Nice job....is that with your camera? Did you figure out the sound?


----------



## Maggies mom (Jan 6, 2006)

Cute video of Katie..she is getting so big....


----------



## LaurJen (Aug 10, 2006)

Oh she is sooooooooooooooooo cute!!


----------



## Katiesmommy (Sep 10, 2006)

Yes that is with our 7.0 You just have to talk normal and when you upload it to the computer then thats when I hear the sound from the video clip


----------



## telsmith1 (Sep 11, 2006)

OMG! That about made me cry! She looks soooo good! Thanks you Amy for that great video!


----------



## Katiesmommy (Sep 10, 2006)

telsmith1 said:


> OMG! That about made me cry! She looks soooo good! Thanks you Amy for that great video!

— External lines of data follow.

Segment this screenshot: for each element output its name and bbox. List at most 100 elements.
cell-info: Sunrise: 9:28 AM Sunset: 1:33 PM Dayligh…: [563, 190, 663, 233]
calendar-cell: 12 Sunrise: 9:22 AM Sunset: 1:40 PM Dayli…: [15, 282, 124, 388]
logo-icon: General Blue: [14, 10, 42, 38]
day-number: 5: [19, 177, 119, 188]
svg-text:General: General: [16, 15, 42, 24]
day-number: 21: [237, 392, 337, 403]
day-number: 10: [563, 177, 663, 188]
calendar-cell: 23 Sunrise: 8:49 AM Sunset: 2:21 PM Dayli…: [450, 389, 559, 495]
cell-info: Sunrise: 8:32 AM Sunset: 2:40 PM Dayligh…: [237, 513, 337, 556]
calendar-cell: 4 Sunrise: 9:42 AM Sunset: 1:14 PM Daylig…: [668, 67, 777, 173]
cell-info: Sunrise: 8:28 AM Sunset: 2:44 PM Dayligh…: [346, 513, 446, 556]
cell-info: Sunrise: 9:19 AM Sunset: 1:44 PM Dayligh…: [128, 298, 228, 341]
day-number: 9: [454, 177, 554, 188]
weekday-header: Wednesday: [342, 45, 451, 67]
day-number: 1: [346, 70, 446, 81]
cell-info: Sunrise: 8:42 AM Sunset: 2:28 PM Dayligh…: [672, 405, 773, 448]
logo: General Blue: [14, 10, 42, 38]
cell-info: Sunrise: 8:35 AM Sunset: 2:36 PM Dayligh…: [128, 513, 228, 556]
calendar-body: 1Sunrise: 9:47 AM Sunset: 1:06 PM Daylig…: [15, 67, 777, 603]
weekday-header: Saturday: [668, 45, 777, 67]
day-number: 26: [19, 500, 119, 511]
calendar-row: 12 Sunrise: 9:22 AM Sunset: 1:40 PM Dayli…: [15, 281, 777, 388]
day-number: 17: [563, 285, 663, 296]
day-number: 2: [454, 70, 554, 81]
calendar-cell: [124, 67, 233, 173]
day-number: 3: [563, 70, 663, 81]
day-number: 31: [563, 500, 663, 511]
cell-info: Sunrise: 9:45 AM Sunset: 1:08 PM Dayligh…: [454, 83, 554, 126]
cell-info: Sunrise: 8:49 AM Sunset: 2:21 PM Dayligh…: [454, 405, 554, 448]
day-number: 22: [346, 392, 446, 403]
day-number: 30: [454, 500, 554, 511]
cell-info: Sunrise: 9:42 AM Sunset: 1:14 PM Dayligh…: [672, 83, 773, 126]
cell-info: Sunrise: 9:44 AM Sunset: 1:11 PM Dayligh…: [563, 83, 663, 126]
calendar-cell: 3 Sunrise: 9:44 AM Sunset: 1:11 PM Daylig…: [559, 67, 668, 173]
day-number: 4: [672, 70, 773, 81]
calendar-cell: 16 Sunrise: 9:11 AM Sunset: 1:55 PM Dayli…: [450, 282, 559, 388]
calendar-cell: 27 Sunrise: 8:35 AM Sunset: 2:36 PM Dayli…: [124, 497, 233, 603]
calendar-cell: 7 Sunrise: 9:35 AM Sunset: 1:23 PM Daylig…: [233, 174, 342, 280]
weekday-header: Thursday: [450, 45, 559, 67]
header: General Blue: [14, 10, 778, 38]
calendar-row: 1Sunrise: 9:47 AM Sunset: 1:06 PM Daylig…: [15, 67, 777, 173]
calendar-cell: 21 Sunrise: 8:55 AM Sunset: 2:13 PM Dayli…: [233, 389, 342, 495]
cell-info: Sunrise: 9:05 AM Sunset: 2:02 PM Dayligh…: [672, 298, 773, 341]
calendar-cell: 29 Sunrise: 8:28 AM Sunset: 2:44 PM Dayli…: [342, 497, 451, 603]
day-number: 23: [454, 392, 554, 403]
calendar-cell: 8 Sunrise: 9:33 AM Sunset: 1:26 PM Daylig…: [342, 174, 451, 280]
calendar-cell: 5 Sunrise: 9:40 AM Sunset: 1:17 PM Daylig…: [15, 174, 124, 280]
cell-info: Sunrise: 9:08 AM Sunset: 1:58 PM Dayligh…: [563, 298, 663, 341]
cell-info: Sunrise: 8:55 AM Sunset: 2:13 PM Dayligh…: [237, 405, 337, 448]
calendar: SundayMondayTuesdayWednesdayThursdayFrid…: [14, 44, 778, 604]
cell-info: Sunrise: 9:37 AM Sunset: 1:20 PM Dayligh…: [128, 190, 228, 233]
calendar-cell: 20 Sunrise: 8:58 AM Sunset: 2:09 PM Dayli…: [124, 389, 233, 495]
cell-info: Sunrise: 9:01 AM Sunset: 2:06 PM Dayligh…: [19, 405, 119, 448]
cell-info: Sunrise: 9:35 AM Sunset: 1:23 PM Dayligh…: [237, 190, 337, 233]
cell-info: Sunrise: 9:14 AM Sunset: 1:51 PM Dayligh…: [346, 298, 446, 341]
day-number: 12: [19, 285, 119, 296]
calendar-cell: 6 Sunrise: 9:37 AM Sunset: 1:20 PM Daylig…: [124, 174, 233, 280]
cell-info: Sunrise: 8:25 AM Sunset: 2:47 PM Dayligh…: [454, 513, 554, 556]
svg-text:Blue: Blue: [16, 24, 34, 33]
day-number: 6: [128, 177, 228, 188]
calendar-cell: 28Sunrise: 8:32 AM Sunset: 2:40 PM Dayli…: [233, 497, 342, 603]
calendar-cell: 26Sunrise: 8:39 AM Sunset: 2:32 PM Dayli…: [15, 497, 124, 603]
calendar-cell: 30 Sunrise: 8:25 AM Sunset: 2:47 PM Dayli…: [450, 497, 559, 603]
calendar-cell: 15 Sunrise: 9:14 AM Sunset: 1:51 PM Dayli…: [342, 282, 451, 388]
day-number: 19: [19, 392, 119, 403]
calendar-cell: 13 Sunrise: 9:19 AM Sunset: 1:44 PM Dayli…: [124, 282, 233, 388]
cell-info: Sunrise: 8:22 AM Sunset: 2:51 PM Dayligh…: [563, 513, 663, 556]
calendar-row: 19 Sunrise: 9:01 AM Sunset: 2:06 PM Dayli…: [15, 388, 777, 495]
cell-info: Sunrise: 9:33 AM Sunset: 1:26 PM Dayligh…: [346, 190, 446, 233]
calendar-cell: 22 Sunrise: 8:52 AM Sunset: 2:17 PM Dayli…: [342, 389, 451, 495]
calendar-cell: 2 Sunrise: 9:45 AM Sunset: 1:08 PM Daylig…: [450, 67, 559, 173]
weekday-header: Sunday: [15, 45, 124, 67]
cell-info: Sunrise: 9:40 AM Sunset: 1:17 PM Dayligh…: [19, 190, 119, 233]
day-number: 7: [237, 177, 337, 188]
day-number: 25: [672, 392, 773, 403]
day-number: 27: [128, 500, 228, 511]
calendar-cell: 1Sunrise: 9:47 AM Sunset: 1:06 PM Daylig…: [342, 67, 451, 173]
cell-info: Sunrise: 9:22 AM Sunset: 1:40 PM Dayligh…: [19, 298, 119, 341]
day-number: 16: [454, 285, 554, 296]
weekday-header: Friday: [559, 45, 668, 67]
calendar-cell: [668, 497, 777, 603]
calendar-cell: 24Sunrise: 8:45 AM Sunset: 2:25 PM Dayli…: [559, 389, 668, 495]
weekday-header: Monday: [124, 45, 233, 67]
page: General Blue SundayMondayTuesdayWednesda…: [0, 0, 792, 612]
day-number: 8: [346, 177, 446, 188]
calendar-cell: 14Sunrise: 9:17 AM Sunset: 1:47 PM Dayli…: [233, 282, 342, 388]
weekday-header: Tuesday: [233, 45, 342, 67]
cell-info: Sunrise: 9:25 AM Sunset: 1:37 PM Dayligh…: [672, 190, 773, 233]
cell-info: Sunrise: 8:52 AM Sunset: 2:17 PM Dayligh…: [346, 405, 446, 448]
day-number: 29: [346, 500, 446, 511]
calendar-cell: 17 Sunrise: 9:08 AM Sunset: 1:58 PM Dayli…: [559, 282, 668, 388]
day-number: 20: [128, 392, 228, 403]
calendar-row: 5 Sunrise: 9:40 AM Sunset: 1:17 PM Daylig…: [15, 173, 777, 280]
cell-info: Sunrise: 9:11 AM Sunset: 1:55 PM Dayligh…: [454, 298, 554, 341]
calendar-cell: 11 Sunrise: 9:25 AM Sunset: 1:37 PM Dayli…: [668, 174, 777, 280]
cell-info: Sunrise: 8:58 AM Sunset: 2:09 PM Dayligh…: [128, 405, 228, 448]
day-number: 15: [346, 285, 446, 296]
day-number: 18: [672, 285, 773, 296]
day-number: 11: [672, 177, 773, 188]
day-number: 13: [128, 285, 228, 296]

Yea its amazing how it only took her about 10 trys to get her to shake a paw  and now she does it all the time


----------



## goldenlovers (Oct 2, 2006)

*Awwww*

Katie is so cute.. Such a little doll. Very smart as well, good job.

:wavey:


----------



## ontariogolden (Oct 24, 2006)

WOW, what a beautiful video!!!! She is growing so fast!


----------



## Katiesmommy (Sep 10, 2006)

So the code you switched for me starts with a 4 and the code they gave me was a 6.......what am I doing wrong lol.


----------



## goldencrazy (Dec 15, 2005)

What a smart little girl your Katie is! A terrific first video, also. I don't know which is cuter, Katie shaking paws or your Canadian accent....


----------



## Katiesmommy (Sep 10, 2006)

goldencrazy said:


> What a smart little girl your Katie is! A terrific first video, also. I don't know which is cuter, Katie shaking paws or your Canadian accent....


I've been told quite a few times by my American friends...I have an accent and its cute lol. Thanks. I'm in the proccess of uploading another new Katie vid......


----------



## Lexie's Mom (Dec 14, 2005)

Cute video. She's gotten so much bigger. You're doing a great job with her Amy.


----------



## ontariogolden (Oct 24, 2006)

Katiesmommy said:


> I've been told quite a few times by my American friends...I have an accent and its cute lol. Thanks. I'm in the proccess of uploading another new Katie vid......


haha I didn't know we had accents until last year. We went down to Jamestown, New York to go to the Lucy-Desi Museum and the cashier asked us where we were from and we said "Ontario, Canada" and she was like "I thought so because of your accents." Before that, I didn't know Americans heard accents in our voices lol


----------



## Katiesmommy (Sep 10, 2006)

ontariogolden said:


> haha I didn't know we had accents until last year. We went down to Jamestown, New York to go to the Lucy-Desi Museum and the cashier asked us where we were from and we said "Ontario, Canada" and she was like "I thought so because of your accents." Before that, I didn't know Americans heard accents in our voices lol


I hear ya. I have a good friend down in GA..she gets a real kick out of me sayin Eh. She says its the cutest ever.


----------



## Booker (Nov 14, 2006)

Great vid Amy...i love the shake-a-paw!


----------



## Gldiebr (Oct 10, 2006)

She's just adorable. Thank you for the video, we feel like we're all getting to watch her grow up! Too fun!


----------



## Rocky (Dec 28, 2006)

Katie is so cute
Thanks for sharing


----------



## vicki L (Jan 18, 2007)

How cute is she??? Sitting & shaking????? WOW she's advance huh?? 
Only 10 times to learn - this is encourages me to try it w/Max.
Thanks the video


----------



## jeffreyzone (Feb 8, 2006)

This is the first of many great Katie videos! She is a smart little girl, and so calm! Thanks for posting. Gosh, she is cute!


----------



## Molly's Mom (Jan 1, 2007)

Finally, a Katie video. It was so much fun to watch. I'm so glad you posted it. I'm impressed with the shake. You're doing so well with her.


----------



## Katiesmommy (Sep 10, 2006)

Thank you very much guys  Ya know what I almost had another video uploaded when it was at 92% I closed it off by accident....LMAO. I am uploading it again.....


----------